Machiavellismus
Namensgeber des M. ist der Sekretär der Republik von Florenz und politische Denker Niccolò Machiavelli. Neben der „Geschichte von Florenz“ und der „Kunst des Krieges“ sind es v. a. seine Werke „Discorsi“ (Machiavelli 2000) und „Il Principe/Der Fürst“ (Machiavelli 2001), aus welchen der M. seine politischen Lehren und Maximen gewinnt. Sie bedeuten einen radikalen Bruch mit der klassischen antiken politischen Philosophie, mit dem christlichen Denken politischer Ordnungsformen und der mittelalterlichen Naturrechtslehre (Naturrecht) sowie mit der Tugendlehre der antiken und mittelalterlichen Fürstenspiegelliteratur. N. Machiavelli gilt daher als Begründer des politischen Denkens der Neuzeit.
Zu unterscheiden ist zwischen M.
a) als pejorativ gemeintem politischem Kampfbegriff,
b) als systematischer Bezeichnung für eine (ebenfalls zumeist abwertend gemeinte) Form von Politik, die durch ein Ensemble von Elementen und politischen Handlungsanweisungen charakterisiert wird, sowie
c) als Bezeichnung für die vielfältige Wirkungsgeschichte der Werke und Lehren N. Machiavellis seit dem 16. Jh.
Vom M. lässt sich daher eine Parallelgeschichte erzählen: eine Geschichte der Missverständnisse, Einseitigkeiten und Übertreibungen sowie eine andere der Wirkung der Ideen N. Machiavellis, welche nahezu gleichbedeutend ist mit der Geschichte des politischen Denkens der Neuzeit.

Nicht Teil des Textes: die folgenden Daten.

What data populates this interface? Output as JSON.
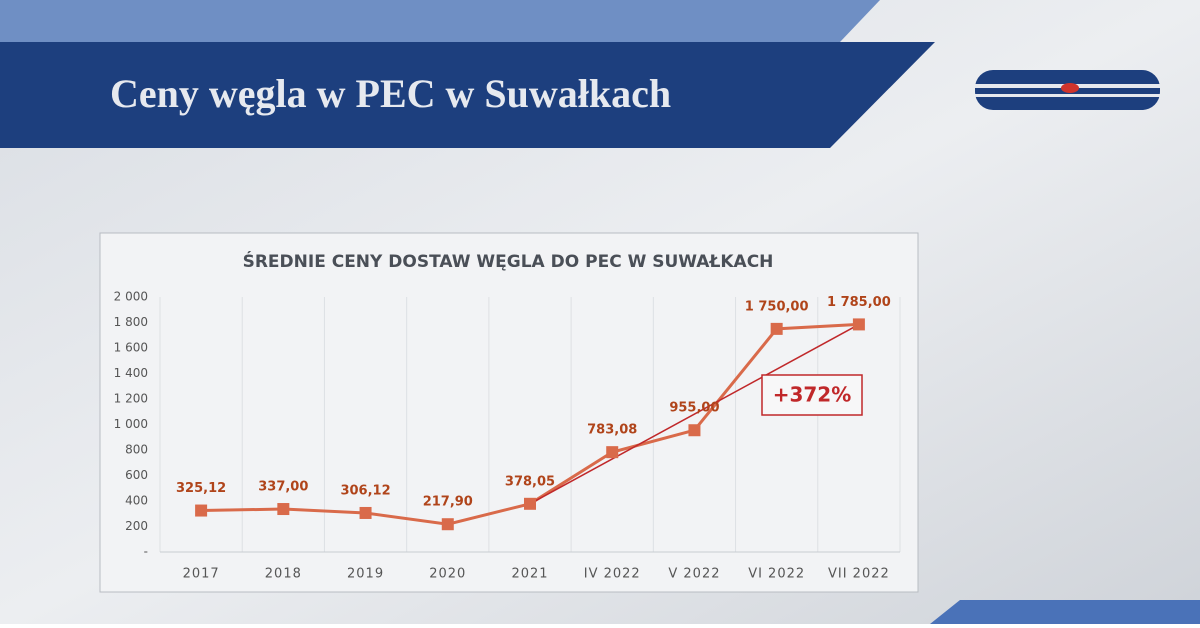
{
  "slide_title": "Ceny węgla w PEC w Suwałkach",
  "chart_data": {
    "type": "line",
    "title": "ŚREDNIE CENY DOSTAW WĘGLA DO PEC W SUWAŁKACH",
    "categories": [
      "2017",
      "2018",
      "2019",
      "2020",
      "2021",
      "IV 2022",
      "V 2022",
      "VI 2022",
      "VII 2022"
    ],
    "values": [
      325.12,
      337.0,
      306.12,
      217.9,
      378.05,
      783.08,
      955.0,
      1750.0,
      1785.0
    ],
    "value_labels": [
      "325,12",
      "337,00",
      "306,12",
      "217,90",
      "378,05",
      "783,08",
      "955,00",
      "1 750,00",
      "1 785,00"
    ],
    "color": "#d96a4a",
    "ylim": [
      0,
      2000
    ],
    "yticks": [
      {
        "value": 0,
        "label": "-"
      },
      200,
      400,
      600,
      800,
      {
        "value": 1000,
        "label": "1 000"
      },
      {
        "value": 1200,
        "label": "1 200"
      },
      {
        "value": 1400,
        "label": "1 400"
      },
      {
        "value": 1600,
        "label": "1 600"
      },
      {
        "value": 1800,
        "label": "1 800"
      },
      {
        "value": 2000,
        "label": "2 000"
      }
    ],
    "annotation": "+372%"
  }
}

Als polemischer Reizbegriff wird M. zur Bezeichnung politischer Gegner verwendet, denen vorgeworfen wird, rücksichtslose Machtpolitik zu verfolgen, um ihre Interessen durchzusetzen. Dabei schreckten sie weder vor List und Betrug noch vor Gewalt und Grausamkeit zurück und missachteten die Gebote von Recht und Moral, denn am Ende zähle allein der Erfolg und nicht die Art, wie er errungen wurde. M. ist der Inbegriff skrupelloser Machtpolitik; der Machiavellist der reine und zynische Machtmensch – und den gab es auch schon vor N. Machiavelli. William Shakespeare hat sein buckliges Urbild auf die Theaterbühne gebracht in Gestalt seines Richard III. Viele der im Kampfbegriff in übersteigerter Form attackierten Motive konsequent unmoralischer Machtpolitik lassen sich auf Charakteristika des politischen Denkens N. Machiavellis und auf die Vereinseitigung politischer Maximen zurückführen, die in seinem Werk, v. a. im „Il Principe“, begegnen.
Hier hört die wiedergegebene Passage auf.